Italy’s new government wins 1st of 2 confidence votes

By Nicole Winfield Associated Press

ROME – Premier Paolo Gentiloni easily won a vote of confidence Tuesday night from the Italian Parliament’s lower chamber for his new government, overcoming opposition outrage that his cabinet and agenda essentially mirror those of his humiliated predecessor.

Despite pledges by opposition lawmakers from the anti-European Union Northern League and the populist 5-Star Movement to stay away from the vote in protest of Gentiloni’s “photocopied” Cabinet, the measure passed 368-105 with no abstentions among the lawmakers present.

Opposition politicians say that by retaining so many ministers from ex-Premier Matteo Renzi’s cabinet, Gentiloni ignored the results of a Dec. 4 constitutional referendum in which Italians overwhelmingly rejected Renzi and his reforms.

The Senate is expected to vote on its own confidence motion Wednesday. Approval from both houses is required for the government already sworn in by President Sergio Mattarella to carry on its mandate.

The aim is to have a government in place before Gentiloni heads to Brussels on Thursday for a European Council summit.

The opposition is particularly irked that Renzi’s reforms minister, who had promised to leave politics if the referendum failed, was named an undersecretary in Gentiloni’s office.

“Italians said ‘no,’ but it doesn’t seem to matter!” Giorgia Meloni, of the opposition Italy Brothers party, told Gentiloni during the parliamentary debate. “Italians expressed themselves in an unequivocal way, but they don’t care and they stay attached to their thrones.”
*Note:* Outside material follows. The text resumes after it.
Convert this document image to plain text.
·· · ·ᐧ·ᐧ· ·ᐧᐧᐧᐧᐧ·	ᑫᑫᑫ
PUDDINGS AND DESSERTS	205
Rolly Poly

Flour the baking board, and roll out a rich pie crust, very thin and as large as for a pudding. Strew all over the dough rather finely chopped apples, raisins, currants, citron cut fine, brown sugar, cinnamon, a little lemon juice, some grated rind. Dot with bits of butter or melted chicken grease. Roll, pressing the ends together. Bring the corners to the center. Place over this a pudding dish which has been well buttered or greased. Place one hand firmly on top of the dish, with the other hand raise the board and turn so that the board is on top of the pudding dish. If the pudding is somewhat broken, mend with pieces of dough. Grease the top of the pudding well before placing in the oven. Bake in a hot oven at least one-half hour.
Gentiloni defended Renzi’s term and insisted that his Democratic Party was doing the responsible thing by forming a government that could lead Italy until elections. He said he was taking a “political risk” by doing so, but that the Constitution requires the party with a parliamentary majority to try to form a government.

He acknowledged the difficulties ahead, saying his talks with lawmakers showed the “impossibility of a general convergence.” But he said he hoped that on individual items, opposition forces could find common ground with the majority.
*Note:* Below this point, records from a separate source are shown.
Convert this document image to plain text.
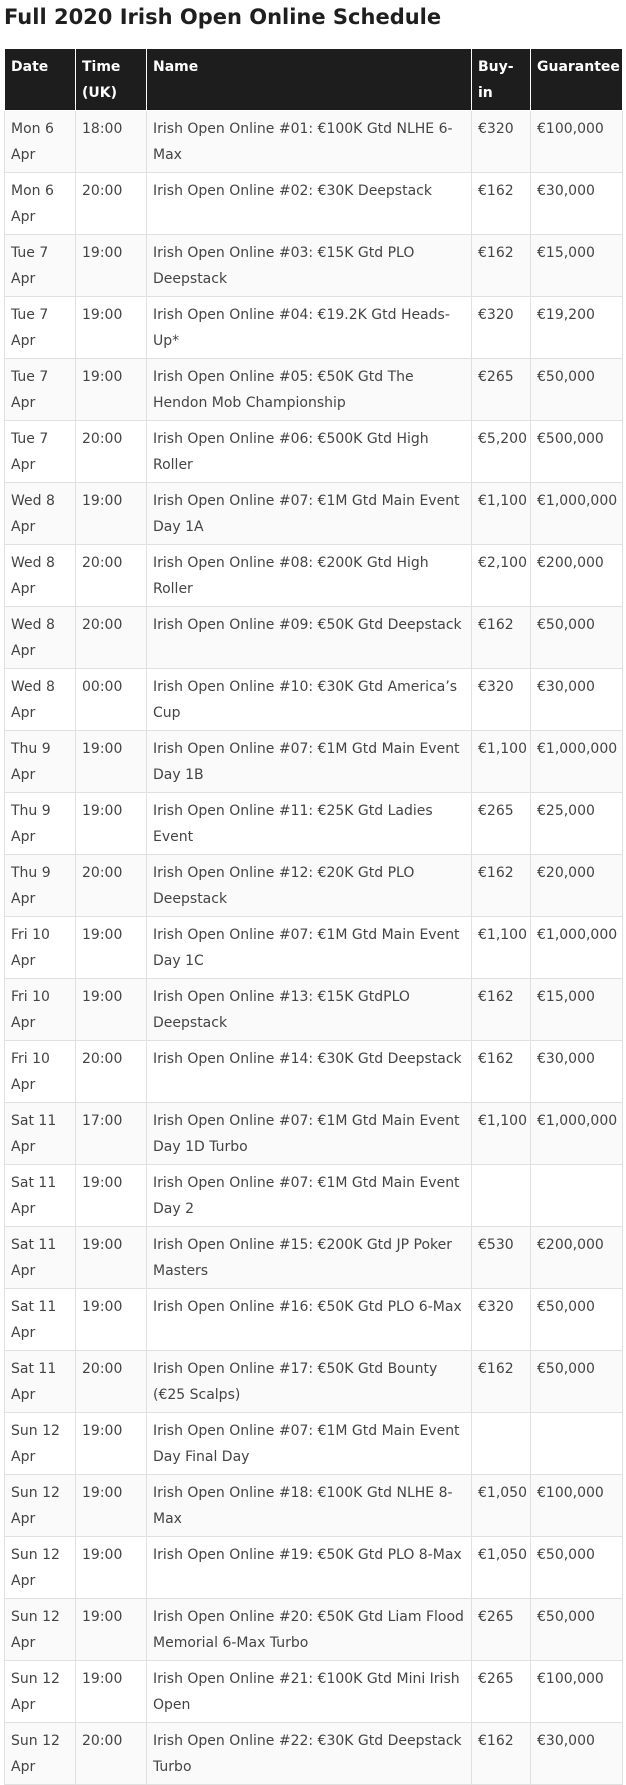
Full 2020 Irish Open Online Schedule
Date	Time (UK)	Name	Buy-in	Guarantee
Mon 6 Apr	18:00	Irish Open Online #01: €100K Gtd NLHE 6-Max	€320	€100,000
Mon 6 Apr	20:00	Irish Open Online #02: €30K Deepstack	€162	€30,000
Tue 7 Apr	19:00	Irish Open Online #03: €15K Gtd PLO Deepstack	€162	€15,000
Tue 7 Apr	19:00	Irish Open Online #04: €19.2K Gtd Heads-Up*	€320	€19,200
Tue 7 Apr	19:00	Irish Open Online #05: €50K Gtd The Hendon Mob Championship	€265	€50,000
Tue 7 Apr	20:00	Irish Open Online #06: €500K Gtd High Roller	€5,200	€500,000
Wed 8 Apr	19:00	Irish Open Online #07: €1M Gtd Main Event Day 1A	€1,100	€1,000,000
Wed 8 Apr	20:00	Irish Open Online #08: €200K Gtd High Roller	€2,100	€200,000
Wed 8 Apr	20:00	Irish Open Online #09: €50K Gtd Deepstack	€162	€50,000
Wed 8 Apr	00:00	Irish Open Online #10: €30K Gtd America’s Cup	€320	€30,000
Thu 9 Apr	19:00	Irish Open Online #07: €1M Gtd Main Event Day 1B	€1,100	€1,000,000
Thu 9 Apr	19:00	Irish Open Online #11: €25K Gtd Ladies Event	€265	€25,000
Thu 9 Apr	20:00	Irish Open Online #12: €20K Gtd PLO Deepstack	€162	€20,000
Fri 10 Apr	19:00	Irish Open Online #07: €1M Gtd Main Event Day 1C	€1,100	€1,000,000
Fri 10 Apr	19:00	Irish Open Online #13: €15K GtdPLO Deepstack	€162	€15,000
Fri 10 Apr	20:00	Irish Open Online #14: €30K Gtd Deepstack	€162	€30,000
Sat 11 Apr	17:00	Irish Open Online #07: €1M Gtd Main Event Day 1D Turbo	€1,100	€1,000,000
Sat 11 Apr	19:00	Irish Open Online #07: €1M Gtd Main Event Day 2		
Sat 11 Apr	19:00	Irish Open Online #15: €200K Gtd JP Poker Masters	€530	€200,000
Sat 11 Apr	19:00	Irish Open Online #16: €50K Gtd PLO 6-Max	€320	€50,000
Sat 11 Apr	20:00	Irish Open Online #17: €50K Gtd Bounty (€25 Scalps)	€162	€50,000
Sun 12 Apr	19:00	Irish Open Online #07: €1M Gtd Main Event Day Final Day		
Sun 12 Apr	19:00	Irish Open Online #18: €100K Gtd NLHE 8-Max	€1,050	€100,000
Sun 12 Apr	19:00	Irish Open Online #19: €50K Gtd PLO 8-Max	€1,050	€50,000
Sun 12 Apr	19:00	Irish Open Online #20: €50K Gtd Liam Flood Memorial 6-Max Turbo	€265	€50,000
Sun 12 Apr	19:00	Irish Open Online #21: €100K Gtd Mini Irish Open	€265	€100,000
Sun 12 Apr	20:00	Irish Open Online #22: €30K Gtd Deepstack Turbo	€162	€30,000
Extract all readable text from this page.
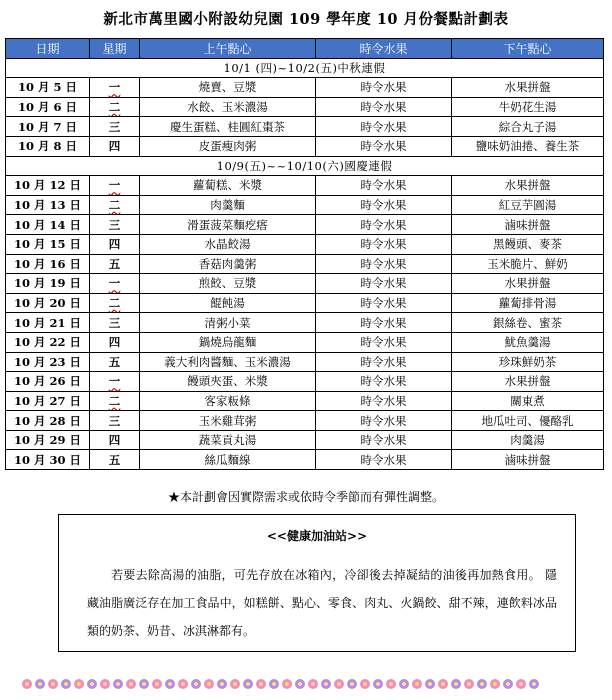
新北市萬里國小附設幼兒園 109 學年度 10 月份餐點計劃表
日期	星期	上午點心	時令水果	下午點心
10/1 (四)~10/2(五)中秋連假				
10 月 5 日	一	燒賣、豆漿	時令水果	水果拼盤
10 月 6 日	二	水餃、玉米濃湯	時令水果	牛奶花生湯
10 月 7 日	三	慶生蛋糕、桂圓紅棗茶	時令水果	綜合丸子湯
10 月 8 日	四	皮蛋瘦肉粥	時令水果	鹽味奶油捲、養生茶
10/9(五)~~10/10(六)國慶連假				
10 月 12 日	一	蘿蔔糕、米漿	時令水果	水果拼盤
10 月 13 日	二	肉羹麵	時令水果	紅豆芋圓湯
10 月 14 日	三	滑蛋菠菜麵疙瘩	時令水果	滷味拼盤
10 月 15 日	四	水晶餃湯	時令水果	黑饅頭、麥茶
10 月 16 日	五	香菇肉羹粥	時令水果	玉米脆片、鮮奶
10 月 19 日	一	煎餃、豆漿	時令水果	水果拼盤
10 月 20 日	二	餛飩湯	時令水果	蘿蔔排骨湯
10 月 21 日	三	清粥小菜	時令水果	銀絲卷、蜜茶
10 月 22 日	四	鍋燒烏龍麵	時令水果	魷魚羹湯
10 月 23 日	五	義大利肉醬麵、玉米濃湯	時令水果	珍珠鮮奶茶
10 月 26 日	一	饅頭夾蛋、米漿	時令水果	水果拼盤
10 月 27 日	二	客家粄條	時令水果	關東煮
10 月 28 日	三	玉米雞茸粥	時令水果	地瓜吐司、優酪乳
10 月 29 日	四	蔬菜貢丸湯	時令水果	肉羹湯
10 月 30 日	五	絲瓜麵線	時令水果	滷味拼盤
★本計劃會因實際需求或依時令季節而有彈性調整。
<<健康加油站>>
若要去除高湯的油脂，可先存放在冰箱內，冷卻後去掉凝結的油後再加熱食用。 隱藏油脂廣泛存在加工食品中，如糕餅、點心、零食、肉丸、火鍋餃、甜不辣，連飲料冰品類的奶茶、奶昔、冰淇淋都有。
Addressing Italy’s banking crisis, Gentiloni said the government was ready to intervene to “guarantee” banks and Italians’ savings. And he said the government would help lawmakers draft a new electoral law that harmonizes the rules between both houses of Parliament.

Opposition parties have clamored for an early election following Renzi’s drubbing at the polls, but the current law has one set of rules for the Senate and another for the lower Chamber of Deputies.

The European Council summit on Thursday is just one of several international appointments on Italy’s agenda in 2017 that Gentiloni, the former foreign minister, cited to reinforce the need to have a stable government in place.

Italy on Jan. 1 takes up a non-permanent seat on the U.N. Security Council and in May hosts the Group of Seven. In March, it plans to host a summit to mark the 60th anniversary of the Treaty of Rome, one of the founding treaties of the European Union.

Many of Renzi’s ministers kept their jobs in the Cabinet that was sworn in Monday: Finance Minister Carlo Padoan, Defense Minister Roberta Pinotti as well as the ministers of justice, health, infrastructure and culture. Angelino Alfano shifted from being interior minister to foreign minister – a key job given Italy’s 2017 international commitments.